Perhaps the most interesting finding from the study was that the ability to lead successfully remains the number one priority for physicians. We learned that physicians across the United States see a broad range of leadership challenges, including protecting the doctor/patient relationship, shaping policy and legislation, contributing to the strategy of care-delivery systems, effectively carrying out change initiatives and process improvement, building cross-functional and collaborative teams, managing conflicts, engaging providers in issues beyond clinical care, and innovating for quality and efficiency for the patient.  Moreover, we learned that when asked what management and leadership tools they are using to deal with opportunities, many responded, “We are doing our best,” or, “We do not have any tools.”

Q. What impact has the Heller School had on empowering physicians? Please give examples if possible.

Brandeis University has had a long history training physicians.  I will highlight two of our programs. In 1995, the Heller School at Brandeis University and Tufts School of Medicine (TUSM) partnered to offer medical students an opportunity to obtain the Heller MBA for Physicians degree in an integrated four-year sequence. Medical students graduate and go into their residencies in four years with an AACSB accredited MBA degree from Brandeis University. This highly successful program has graduated more than 200 physician-MBAs and is the largest MD-MBA degree program in the United States.

Since 2004, the Heller School has offered an annual Leadership Program in Health Policy and Management for 30 to 35 physician and surgeon leaders partially sponsored by the American College of Surgeons (ACS) and the Thoracic Surgery Foundation. This intensive one-week program equips health leaders with the knowledge and skills essential for creating innovative and sustainable solutions to improve the quality, cost-effectiveness and efficiency of healthcare service delivery, as well as for participating in healthcare policy and reform.

Q. How do you hope the Leadership Conference evolves in the future?

Based on our findings from our latest conference entitled, “Building a 21st Century Physician Leadership Curriculum,” the ability to lead successfully is the most important focus right now for physician training and development.
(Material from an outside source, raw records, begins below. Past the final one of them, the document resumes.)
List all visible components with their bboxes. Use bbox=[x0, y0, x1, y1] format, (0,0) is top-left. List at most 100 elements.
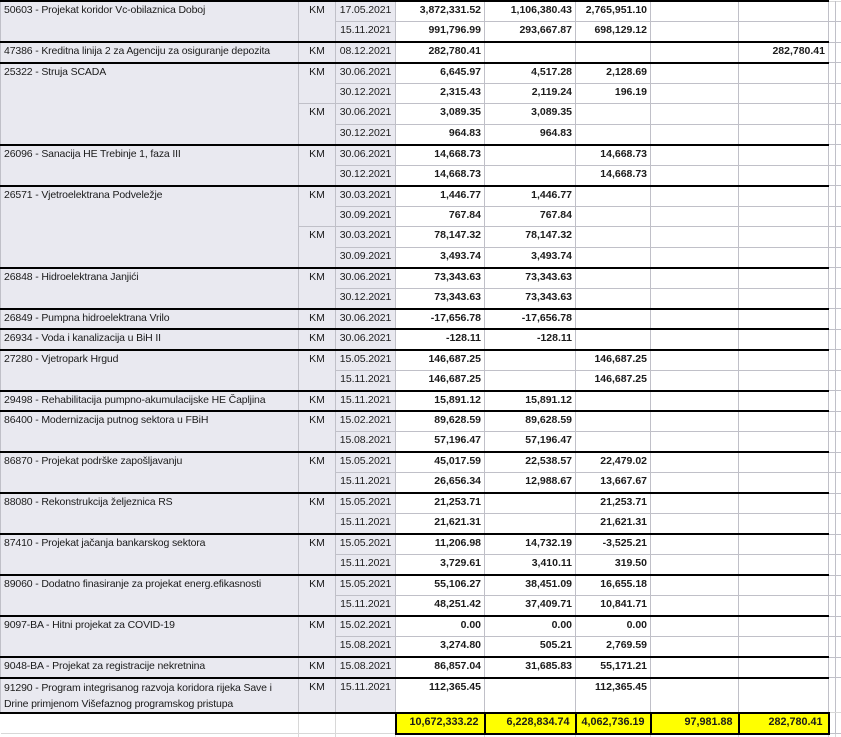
outside-grid-cell[interactable] bbox=[828, 267, 836, 289]
empty-value-cell[interactable] bbox=[575, 328, 651, 350]
empty-value-cell[interactable] bbox=[738, 615, 829, 637]
value-cell[interactable]: 21,621.31 bbox=[575, 513, 651, 535]
date-cell[interactable]: 15.08.2021 bbox=[335, 636, 396, 658]
empty-value-cell[interactable] bbox=[738, 184, 829, 207]
empty-value-cell[interactable] bbox=[738, 205, 829, 227]
empty-value-cell[interactable] bbox=[650, 226, 739, 248]
value-cell[interactable]: 767.84 bbox=[395, 205, 485, 227]
value-cell[interactable]: 14,732.19 bbox=[484, 533, 576, 555]
value-cell[interactable]: 1,446.77 bbox=[395, 184, 485, 207]
outside-grid-cell[interactable] bbox=[828, 574, 836, 596]
outside-grid-cell[interactable] bbox=[828, 656, 836, 678]
empty-value-cell[interactable] bbox=[484, 348, 576, 371]
value-cell[interactable]: 1,106,380.43 bbox=[484, 0, 576, 22]
value-cell[interactable]: 146,687.25 bbox=[575, 348, 651, 371]
outside-grid-cell[interactable] bbox=[835, 369, 841, 391]
value-cell[interactable]: 73,343.63 bbox=[484, 266, 576, 289]
date-cell[interactable]: 15.11.2021 bbox=[335, 676, 396, 714]
value-cell[interactable]: 22,538.57 bbox=[484, 451, 576, 473]
empty-value-cell[interactable] bbox=[650, 164, 739, 186]
empty-value-cell[interactable] bbox=[484, 492, 576, 514]
value-cell[interactable]: 112,365.45 bbox=[395, 676, 485, 714]
empty-value-cell[interactable] bbox=[650, 554, 739, 576]
empty-value-cell[interactable] bbox=[650, 348, 739, 371]
outside-grid-cell[interactable] bbox=[835, 226, 841, 248]
date-cell[interactable]: 08.12.2021 bbox=[335, 41, 396, 63]
value-cell[interactable]: 319.50 bbox=[575, 554, 651, 576]
value-cell[interactable]: -17,656.78 bbox=[484, 307, 576, 330]
currency-cell[interactable]: KM bbox=[298, 533, 336, 576]
outside-grid-cell[interactable] bbox=[835, 62, 841, 84]
value-cell[interactable]: 2,119.24 bbox=[484, 82, 576, 104]
grand-total-cell[interactable]: 97,981.88 bbox=[649, 711, 740, 735]
empty-value-cell[interactable] bbox=[738, 82, 829, 104]
outside-grid-cell[interactable] bbox=[835, 513, 841, 535]
value-cell[interactable]: 73,343.63 bbox=[395, 287, 485, 309]
date-cell[interactable]: 30.12.2021 bbox=[335, 82, 396, 104]
grand-total-cell[interactable]: 4,062,736.19 bbox=[574, 711, 652, 735]
date-cell[interactable]: 15.08.2021 bbox=[335, 656, 396, 678]
empty-value-cell[interactable] bbox=[738, 492, 829, 514]
value-cell[interactable]: 57,196.47 bbox=[484, 431, 576, 453]
outside-grid-cell[interactable] bbox=[835, 410, 841, 432]
date-cell[interactable]: 30.06.2021 bbox=[335, 307, 396, 330]
empty-value-cell[interactable] bbox=[650, 82, 739, 104]
empty-value-cell[interactable] bbox=[738, 656, 829, 678]
empty-value-cell[interactable] bbox=[575, 307, 651, 330]
empty-value-cell[interactable] bbox=[650, 676, 739, 714]
project-cell[interactable]: 89060 - Dodatno finasiranje za projekat … bbox=[0, 574, 299, 617]
currency-cell[interactable]: KM bbox=[298, 451, 336, 494]
outside-grid-cell[interactable] bbox=[828, 615, 836, 637]
empty-value-cell[interactable] bbox=[738, 595, 829, 617]
currency-cell[interactable]: KM bbox=[298, 41, 336, 63]
project-cell[interactable]: 26934 - Voda i kanalizacija u BiH II bbox=[0, 328, 299, 350]
project-cell[interactable]: 9097-BA - Hitni projekat za COVID-19 bbox=[0, 615, 299, 658]
empty-value-cell[interactable] bbox=[575, 123, 651, 145]
outside-grid-cell[interactable] bbox=[828, 328, 836, 350]
value-cell[interactable]: 21,253.71 bbox=[395, 492, 485, 514]
outside-grid-cell[interactable] bbox=[835, 21, 841, 43]
date-cell[interactable]: 15.05.2021 bbox=[335, 348, 396, 371]
empty-value-cell[interactable] bbox=[575, 205, 651, 227]
value-cell[interactable]: 78,147.32 bbox=[484, 226, 576, 248]
outside-grid-cell[interactable] bbox=[835, 328, 841, 350]
outside-grid-cell[interactable] bbox=[828, 677, 836, 713]
empty-value-cell[interactable] bbox=[650, 615, 739, 637]
empty-value-cell[interactable] bbox=[575, 103, 651, 125]
outside-grid-cell[interactable] bbox=[828, 733, 836, 737]
empty-value-cell[interactable] bbox=[738, 472, 829, 494]
empty-value-cell[interactable] bbox=[738, 307, 829, 330]
outside-grid-cell[interactable] bbox=[835, 636, 841, 658]
value-cell[interactable]: 2,128.69 bbox=[575, 61, 651, 84]
currency-cell[interactable]: KM bbox=[298, 410, 336, 453]
empty-value-cell[interactable] bbox=[738, 143, 829, 166]
outside-grid-cell[interactable] bbox=[335, 733, 396, 737]
empty-value-cell[interactable] bbox=[650, 492, 739, 514]
value-cell[interactable]: 4,517.28 bbox=[484, 61, 576, 84]
empty-value-cell[interactable] bbox=[650, 369, 739, 391]
value-cell[interactable]: 14,668.73 bbox=[575, 143, 651, 166]
empty-value-cell[interactable] bbox=[650, 307, 739, 330]
value-cell[interactable]: 3,493.74 bbox=[484, 246, 576, 268]
value-cell[interactable]: 45,017.59 bbox=[395, 451, 485, 473]
project-cell[interactable]: 27280 - Vjetropark Hrgud bbox=[0, 348, 299, 391]
outside-grid-cell[interactable] bbox=[828, 21, 836, 43]
date-cell[interactable]: 30.09.2021 bbox=[335, 205, 396, 227]
project-cell[interactable]: 26849 - Pumpna hidroelektrana Vrilo bbox=[0, 307, 299, 330]
empty-value-cell[interactable] bbox=[650, 287, 739, 309]
date-cell[interactable]: 15.05.2021 bbox=[335, 492, 396, 514]
currency-cell[interactable]: KM bbox=[298, 266, 336, 309]
currency-cell[interactable]: KM bbox=[298, 615, 336, 658]
value-cell[interactable]: 964.83 bbox=[395, 123, 485, 145]
project-cell[interactable]: 26571 - Vjetroelektrana Podveležje bbox=[0, 184, 299, 268]
empty-value-cell[interactable] bbox=[484, 143, 576, 166]
outside-grid-cell[interactable] bbox=[828, 349, 836, 371]
empty-value-cell[interactable] bbox=[650, 533, 739, 555]
empty-value-cell[interactable] bbox=[738, 636, 829, 658]
value-cell[interactable]: 15,891.12 bbox=[484, 389, 576, 412]
empty-value-cell[interactable] bbox=[738, 369, 829, 391]
currency-cell[interactable]: KM bbox=[298, 348, 336, 391]
value-cell[interactable]: 293,667.87 bbox=[484, 21, 576, 43]
value-cell[interactable]: 38,451.09 bbox=[484, 574, 576, 596]
value-cell[interactable]: 196.19 bbox=[575, 82, 651, 104]
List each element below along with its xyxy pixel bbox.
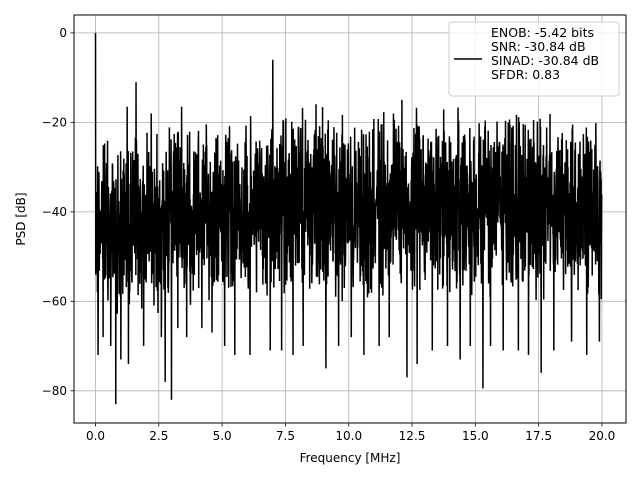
legend-label-line: SNR: -30.84 dB bbox=[491, 39, 586, 54]
y-tick-label: −40 bbox=[42, 205, 67, 219]
psd-series-line bbox=[94, 32, 603, 405]
y-tick-label: 0 bbox=[59, 26, 67, 40]
y-tick-label: −60 bbox=[42, 295, 67, 309]
x-tick-label: 10.0 bbox=[335, 429, 362, 443]
legend-label-line: SFDR: 0.83 bbox=[491, 67, 560, 82]
data-layer bbox=[94, 32, 603, 405]
legend-box bbox=[448, 21, 620, 97]
x-tick-label: 0.0 bbox=[86, 429, 105, 443]
tick-layer: 0.0 2.5 5.0 7.5 10.0 12.5 15.0 17.5 20.0 0 −20 −40 −… bbox=[42, 26, 616, 443]
x-tick-label: 2.5 bbox=[149, 429, 168, 443]
legend-label-line: ENOB: -5.42 bits bbox=[491, 25, 594, 40]
legend-label-line: SINAD: -30.84 dB bbox=[491, 53, 599, 68]
y-tick-label: −80 bbox=[42, 384, 67, 398]
x-tick-label: 15.0 bbox=[462, 429, 489, 443]
x-tick-label: 20.0 bbox=[589, 429, 616, 443]
x-tick-label: 5.0 bbox=[213, 429, 232, 443]
x-axis-label: Frequency [MHz] bbox=[300, 451, 401, 465]
x-tick-label: 12.5 bbox=[399, 429, 426, 443]
y-tick-label: −20 bbox=[42, 116, 67, 130]
x-tick-label: 17.5 bbox=[525, 429, 552, 443]
axes-frame bbox=[73, 14, 627, 424]
y-axis-label: PSD [dB] bbox=[14, 192, 28, 245]
x-tick-label: 7.5 bbox=[276, 429, 295, 443]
As our program evolves, we will continually evaluate the topics that physicians need and want. We know that the role of technology, big data, population health and information management within healthcare are not currently prioritized in the leadership curricula of most programs or healthcare environments, but this is something that may very well change in the future.

Q. Why is it important for the Physicians Foundation to offer these kinds of grants? 

Ultimately, grantees want to learn how to make every physician who attends their program an effective healthcare leader. The Physicians Foundation is uniquely positioned to support and leverage physicians being trained to lead more effective patient-centered healthcare delivery systems. Through the previous grantee conference, the Physicians Foundation supported a platform for grantees to share lessons learned, best practices and other innovative ideas with each other.